I wonder whether percentage of disk in use and disk fragmentation might have something to do with it? A fragmented page file or hibernation file can sometimes cause problems - I use Piriform's Defraggler to check disk usage, but Windows' built-in defragmenter is probably better; on Windows 7 it runs on a schedule but you can also run it on request. If you can't see where to do this just hit F1 and type 'defragment'. (And fwiw I just analysed my C: drive and it says no need to defrag - but I don't have anything like a full disk).
OK, that makes sense and I'm probably memory-constrained so that would make it worse. My hiberfil.sys is 2.2GB, memory is 3GB, pagefil.sys is 3 GB. I defrag regularly, and clean out junk files, and the one and only disk is 218 GB with 62 GB free.
Is there any way to turn this off? It's not possible that the file has changed (been infected) during hibernation, is it?
Turn it off? I wish :-)
No, I don't think so. "Scan every file" is what mcshield does, unless you tell it to ignore some categories of file. It's not programmed to know when the machine is just coming out of hibernation : to mcshield it must look as if the machine's just been switched on, so it leaps into action and does its stuff.
It's annoying, but I can't see a way to stop it happening. You've done about all you can do to minimise the work mcshield has to do.
I thought of one other thing, but it kind of defeats the purpose of hibernation: close all your open windows before you hibernate.

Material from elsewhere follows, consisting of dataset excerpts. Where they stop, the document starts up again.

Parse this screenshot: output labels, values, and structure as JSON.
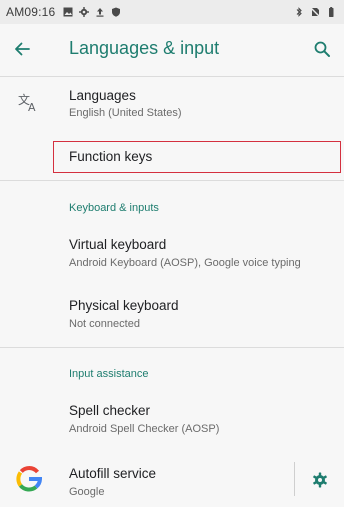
{
  "status_bar": {
    "time": "AM09:16",
    "left_icons": [
      "gallery-icon",
      "settings-gear-icon",
      "upload-icon",
      "shield-icon"
    ],
    "right_icons": [
      "bluetooth-icon",
      "no-sim-icon",
      "battery-icon"
    ]
  },
  "app_bar": {
    "title": "Languages & input",
    "back_icon": "arrow-back-icon",
    "search_icon": "search-icon"
  },
  "items": {
    "languages": {
      "title": "Languages",
      "subtitle": "English (United States)",
      "icon": "translate-icon"
    },
    "function_keys": {
      "title": "Function keys"
    },
    "section_keyboard": "Keyboard & inputs",
    "virtual_keyboard": {
      "title": "Virtual keyboard",
      "subtitle": "Android Keyboard (AOSP), Google voice typing"
    },
    "physical_keyboard": {
      "title": "Physical keyboard",
      "subtitle": "Not connected"
    },
    "section_assistance": "Input assistance",
    "spell_checker": {
      "title": "Spell checker",
      "subtitle": "Android Spell Checker (AOSP)"
    },
    "autofill": {
      "title": "Autofill service",
      "subtitle": "Google",
      "icon": "google-g-icon",
      "action_icon": "gear-icon"
    }
  },
  "colors": {
    "accent": "#1e7d6f",
    "highlight_border": "#d4303f",
    "background": "#f7f7f7"
  }
}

But then mcshield will scan them anyway when you open them, just slowing things down a little at a time instead of all at once. I just saw something that says I can get a usb flash drive and use it as additional ram. Maybe that will help. A second hard drive just for pagefil.sys could help, too.
I'd go for the second hard drive for your page file, I read somewhere that it helps generally. Wish I could remember more about that topic, but I do recall that it was recommended. Not sure about the flash-drive-as-RAM idea, but it might be worth a try.
If I can find the article or blog or whatever about the 2nd hard drive tonight I'll give you a link. If I can't find it tonight, then it depends on what I'm doing tomorrow ...
Not the one I wanted but it might do :
And : All About Hibernation or, The Chicken and The Egg
(basically saying, don't try to move the hibernation file)
I do not use hibernation but when it comes out of hibernation does the PC index the files specified as it does on boot. if so Mcshiled will scan all indexed files.
I think so, indexing is one of the tasks that is doing some disk I/O.
Today when I woke it up the first thing I did was turn off realtime scanning. That took two minutes to navigate three screens, but once it was off the system immediately became responsive. It took another two minutes for the disk queue to become empty, mcshield was still the cause of the I/O, but it was up and running.
Now I've turned it back on with no ill effects. I'll try turning it off before hibernating, and see what happens.
I stopped indexing all files and only indexed certain folders that helped on my daughters slow PC . What is your cpu model?